AI-Powered Error Classification
This feature is currently available for managed Private Cloud
Overview
AI-Powered Error Classification automatically analyzes failed mobile and web tests and assigns each failure to a meaningful error category. This helps identify the underlying cause of a failure, whether it is a Device issue, Network instability, or App crash—and groups similar failures together.
Once errors are classified, QA teams can quickly understand patterns, recurring root causes, and the distribution of issues across their test runs.
This feature works seamlessly across supported frameworks in mobile and web testing (Appium, Espresso, XCUITest, Selenium, etc.).

Where Error Classification Is Useful
Modern automation produces massive amounts of test results. In teams running hundreds or thousands of tests per day, manually inspecting each test failure is time-consuming and inefficient. Failures often repeat across builds, devices, or environments—making it difficult to see the true impact of systemic problems.
Error Classification solves these challenges by:
- Reducing triage time by automatically identifying root-cause categories
- Highlighting patterns that are otherwise lost in raw logs
- Differentiating real product defects from noise, such as infrastructure instability
- Helping teams prioritize work (e.g., resolving network issues before debugging test scripts)
- Improving release decision-making through clear visual summaries
Instead of digging through logs, teams can immediately see why tests failed and focus on what matters most.
How it works
Whenever a test run ends with a failure, the system automatically:
- Extracts the relevant error strings and logs
- Processes them through the Error Classification model
- Assigns a category (or marks as "Unclassified" if no confident match exists)
This step is automatic.
Navigating to Error Categories
On the Tests page, click on the Error Categories tab to access visual analytics.
Here you will see:
- A stacked bar chart of failures over time grouped by category
- A donut chart showing percentage distribution
- The total number of tests included in the selected period
This visualization gives an instant snapshot of failure types across any chosen timeframe. Just like regular test analytics, users can apply filter sets and switch the granularity using View by: Date / Device / OS / App Version / Framework
This provides deep flexibility to compare trends and isolate root causes, such as:
- Which OS version causes the most Application crashes
- Whether a new device model introduces Script instability
- Network failure patterns across test labs
All filtering logic behaves exactly like other analytics screens users are already familiar with.
Error Categories
Below is the full list of error categories currently supported by the classifier, presented in a compact table.
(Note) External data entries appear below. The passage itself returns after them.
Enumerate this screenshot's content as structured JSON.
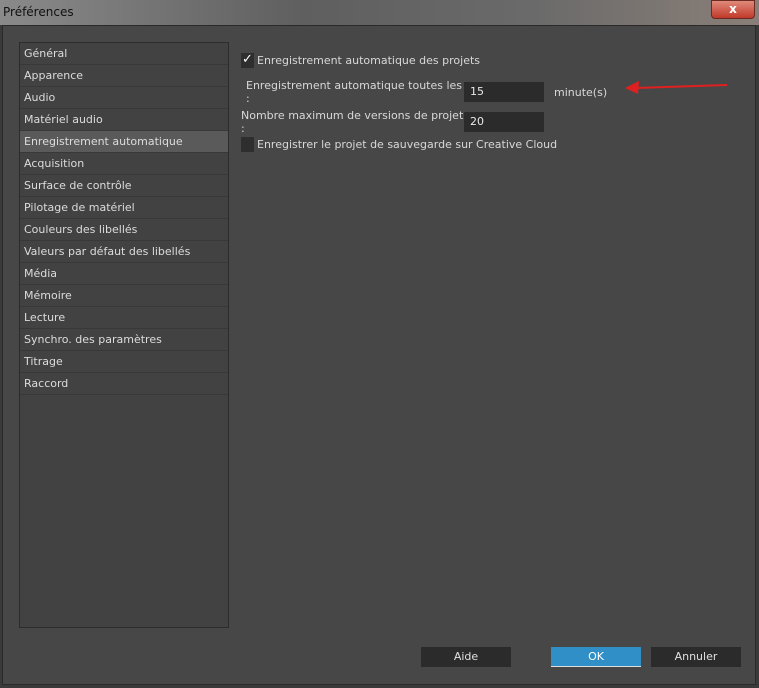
{
  "window": {
    "title": "Préférences",
    "close": "x"
  },
  "sidebar": {
    "items": [
      {
        "label": "Général"
      },
      {
        "label": "Apparence"
      },
      {
        "label": "Audio"
      },
      {
        "label": "Matériel audio"
      },
      {
        "label": "Enregistrement automatique"
      },
      {
        "label": "Acquisition"
      },
      {
        "label": "Surface de contrôle"
      },
      {
        "label": "Pilotage de matériel"
      },
      {
        "label": "Couleurs des libellés"
      },
      {
        "label": "Valeurs par défaut des libellés"
      },
      {
        "label": "Média"
      },
      {
        "label": "Mémoire"
      },
      {
        "label": "Lecture"
      },
      {
        "label": "Synchro. des paramètres"
      },
      {
        "label": "Titrage"
      },
      {
        "label": "Raccord"
      }
    ],
    "selected_index": 4
  },
  "main": {
    "autosave_checkbox": {
      "label": "Enregistrement automatique des projets",
      "checked": true,
      "mark": "✓"
    },
    "interval": {
      "label": "Enregistrement automatique toutes les :",
      "value": "15",
      "unit": "minute(s)"
    },
    "max_versions": {
      "label": "Nombre maximum de versions de projet :",
      "value": "20"
    },
    "cloud_checkbox": {
      "label": "Enregistrer le projet de sauvegarde sur Creative Cloud",
      "checked": false
    }
  },
  "annotation": {
    "arrow_color": "#e02020"
  },
  "buttons": {
    "help": "Aide",
    "ok": "OK",
    "cancel": "Annuler"
  }
}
| Category | Description |
|---|---|
| Application | Issues caused by the app under test itself — crashes, ANRs, unhandled exceptions, or the app failing to launch. |
| Script | Problems in the automation script — incorrect selectors, timing issues, or incorrect flow assumptions. |
| Device | Failures triggered by the device — disconnects, low storage, unresponsiveness, or screen lock. |
| Assertion | Failed validations — expected text/value missing, UI state mismatches, or explicit assertion failures. |
| Environment | Instability in the lab — cloud session interruptions or host machine issues. |
| Browser | Browser-related issues for mobile web/hybrid apps — browser not opening, tab crashes, WebView rendering errors. |
| Network | Connectivity failures — timeouts, DNS issues, backend unavailability, or request errors. |
| Framework | Failures originating from the underlying test framework — driver initialization errors or framework-level exceptions. |
| Unclassified | Errors that cannot be confidently categorized — rare, mixed, or incomplete failure signatures. |
Summary
Error Classification transforms raw, noisy automation failures into clear, meaningful insights. With automated categorization, powerful visualizations, and seamless integration into the Tests page, teams get a faster, clearer understanding of what's breaking—and why.
This accelerates triage, improves reliability, and strengthens every release cycle.